Reputation: 55
My colleagues and I are facing an issue when trying to run my Databricks notebook in Azure Data Factory. The error is coming from MLFlow.
The command that is failing is the following:
# Take the parent notebook path to use as path for the experiment
context = json.loads(dbutils.notebook.entry_point.getDbutils().notebook().getContext().toJson())
nb_base_path = context['extraContext']['notebook_path'][:-len("00_training_and_validation")]
experiment_path = nb_base_path + 'trainings'
mlflow.set_experiment(experiment_path)
experiment = mlflow.get_experiment_by_name(experiment_path)
experiment_id = experiment.experiment_id
run = mlflow.start_run(experiment_id=experiment_id, run_name=f"run_{datetime.now().strftime('%Y-%m-%d_%H-%M-%S')}")
And the error that is throwing is:
An exception was thrown from a UDF: 'mlflow.exceptions.RestException: INVALID_PARAMETER_VALUE: No experiment ID was specified. An experiment ID must be specified in Databricks Jobs and when logging to the MLflow server from outside the Databricks workspace.

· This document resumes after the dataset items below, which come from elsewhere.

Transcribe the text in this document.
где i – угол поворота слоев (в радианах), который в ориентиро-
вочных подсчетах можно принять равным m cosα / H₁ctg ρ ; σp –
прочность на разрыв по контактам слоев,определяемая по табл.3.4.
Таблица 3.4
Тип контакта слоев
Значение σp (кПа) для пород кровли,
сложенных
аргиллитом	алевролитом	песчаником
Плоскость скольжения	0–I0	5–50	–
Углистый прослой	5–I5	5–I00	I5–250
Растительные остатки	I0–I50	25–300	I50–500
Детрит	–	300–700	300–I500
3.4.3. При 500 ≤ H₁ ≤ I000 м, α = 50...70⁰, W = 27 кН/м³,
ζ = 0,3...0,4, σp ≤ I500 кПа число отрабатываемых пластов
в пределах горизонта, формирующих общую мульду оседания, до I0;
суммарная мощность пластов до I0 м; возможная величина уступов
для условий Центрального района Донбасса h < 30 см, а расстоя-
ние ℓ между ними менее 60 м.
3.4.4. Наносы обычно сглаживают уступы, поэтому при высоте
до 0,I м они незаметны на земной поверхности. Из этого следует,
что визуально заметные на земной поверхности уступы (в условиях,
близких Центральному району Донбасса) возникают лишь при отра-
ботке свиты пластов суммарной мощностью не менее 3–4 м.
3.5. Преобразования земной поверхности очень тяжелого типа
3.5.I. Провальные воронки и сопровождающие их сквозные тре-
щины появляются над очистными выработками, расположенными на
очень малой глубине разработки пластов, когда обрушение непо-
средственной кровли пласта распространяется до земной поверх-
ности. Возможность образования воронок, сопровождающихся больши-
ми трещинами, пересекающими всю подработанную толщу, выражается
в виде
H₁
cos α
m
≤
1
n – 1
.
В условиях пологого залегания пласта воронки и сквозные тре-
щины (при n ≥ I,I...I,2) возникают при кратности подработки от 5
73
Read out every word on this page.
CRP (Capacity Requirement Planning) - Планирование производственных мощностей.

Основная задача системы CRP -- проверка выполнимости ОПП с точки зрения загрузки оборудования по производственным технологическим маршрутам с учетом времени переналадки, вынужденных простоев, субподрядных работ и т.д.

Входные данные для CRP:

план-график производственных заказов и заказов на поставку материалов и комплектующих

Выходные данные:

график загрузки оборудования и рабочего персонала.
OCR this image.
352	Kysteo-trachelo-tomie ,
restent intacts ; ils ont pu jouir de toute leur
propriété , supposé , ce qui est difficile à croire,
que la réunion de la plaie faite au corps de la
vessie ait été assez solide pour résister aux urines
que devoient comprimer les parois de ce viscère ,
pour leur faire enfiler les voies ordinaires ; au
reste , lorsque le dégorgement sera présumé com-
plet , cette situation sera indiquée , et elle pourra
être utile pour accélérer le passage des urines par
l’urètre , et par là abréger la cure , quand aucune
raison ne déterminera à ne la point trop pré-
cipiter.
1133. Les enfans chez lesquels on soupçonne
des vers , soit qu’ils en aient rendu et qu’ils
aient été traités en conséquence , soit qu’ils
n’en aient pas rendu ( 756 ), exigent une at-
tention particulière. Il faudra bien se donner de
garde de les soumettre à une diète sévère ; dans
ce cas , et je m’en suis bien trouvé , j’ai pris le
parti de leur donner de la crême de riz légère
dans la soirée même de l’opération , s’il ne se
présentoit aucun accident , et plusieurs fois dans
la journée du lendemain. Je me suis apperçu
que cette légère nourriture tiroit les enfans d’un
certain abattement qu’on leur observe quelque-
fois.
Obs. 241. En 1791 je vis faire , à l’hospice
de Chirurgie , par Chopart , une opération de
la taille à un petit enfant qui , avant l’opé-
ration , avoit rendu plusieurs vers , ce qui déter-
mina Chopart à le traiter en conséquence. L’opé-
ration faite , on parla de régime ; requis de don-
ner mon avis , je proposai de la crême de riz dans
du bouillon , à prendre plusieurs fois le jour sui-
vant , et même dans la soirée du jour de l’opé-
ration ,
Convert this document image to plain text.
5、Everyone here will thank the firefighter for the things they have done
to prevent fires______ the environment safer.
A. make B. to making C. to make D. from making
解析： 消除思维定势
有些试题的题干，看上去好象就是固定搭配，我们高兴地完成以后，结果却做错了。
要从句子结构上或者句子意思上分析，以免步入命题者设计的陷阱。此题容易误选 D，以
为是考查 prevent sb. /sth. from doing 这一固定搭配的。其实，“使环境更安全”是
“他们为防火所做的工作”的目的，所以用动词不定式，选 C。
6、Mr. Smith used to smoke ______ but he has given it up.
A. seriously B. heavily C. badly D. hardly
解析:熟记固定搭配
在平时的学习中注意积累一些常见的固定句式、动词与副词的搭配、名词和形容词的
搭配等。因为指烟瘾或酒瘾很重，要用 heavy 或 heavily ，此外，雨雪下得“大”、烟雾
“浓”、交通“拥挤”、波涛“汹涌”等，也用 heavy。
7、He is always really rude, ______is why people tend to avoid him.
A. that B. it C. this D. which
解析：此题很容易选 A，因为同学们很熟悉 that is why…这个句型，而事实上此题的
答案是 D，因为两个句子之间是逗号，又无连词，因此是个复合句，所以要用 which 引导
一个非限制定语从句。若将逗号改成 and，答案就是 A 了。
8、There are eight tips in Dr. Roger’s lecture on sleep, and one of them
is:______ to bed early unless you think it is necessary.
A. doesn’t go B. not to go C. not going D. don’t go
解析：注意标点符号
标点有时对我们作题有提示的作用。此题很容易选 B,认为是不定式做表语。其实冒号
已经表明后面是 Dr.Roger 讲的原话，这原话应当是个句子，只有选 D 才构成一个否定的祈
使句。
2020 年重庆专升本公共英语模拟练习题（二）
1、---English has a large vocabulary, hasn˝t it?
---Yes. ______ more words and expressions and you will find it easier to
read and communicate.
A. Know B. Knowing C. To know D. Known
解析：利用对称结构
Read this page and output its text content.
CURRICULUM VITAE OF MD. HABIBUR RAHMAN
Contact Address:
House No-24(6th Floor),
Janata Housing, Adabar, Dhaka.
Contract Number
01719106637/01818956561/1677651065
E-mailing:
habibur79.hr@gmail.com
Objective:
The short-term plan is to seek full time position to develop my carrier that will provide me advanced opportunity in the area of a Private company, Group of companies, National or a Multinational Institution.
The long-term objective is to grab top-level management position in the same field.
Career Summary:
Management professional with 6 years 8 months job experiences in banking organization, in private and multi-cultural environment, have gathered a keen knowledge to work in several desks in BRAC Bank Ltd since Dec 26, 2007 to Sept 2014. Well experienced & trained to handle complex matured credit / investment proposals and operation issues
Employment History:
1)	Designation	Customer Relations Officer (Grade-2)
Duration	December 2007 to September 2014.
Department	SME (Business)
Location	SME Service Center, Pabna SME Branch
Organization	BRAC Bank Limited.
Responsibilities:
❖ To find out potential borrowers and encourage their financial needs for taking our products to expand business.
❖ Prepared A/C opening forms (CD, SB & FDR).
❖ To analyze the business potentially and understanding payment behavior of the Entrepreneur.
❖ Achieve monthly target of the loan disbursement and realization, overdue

If using the Python fluent API, you can set an active experiment under which to create runs by calling mlflow.set_experiment("/path/to/experiment/in/workspace") at the start of your program.', from , line 32.
The pipeline just runs the notebook from ADF, it does not have any other step and the cluster we are using is type 7.3 ML.
Could you please help us?
Thank you in advance!
Upvotes: 1
Views: 1526
Reputation: 43
I think you need to set artifact URI and specify experiment ID (if in the artifact directory has much experiment ID
Reference: https://www.mlflow.org/docs/latest/tracking.html#how-runs-and-artifacts-are-recorded
Upvotes: 0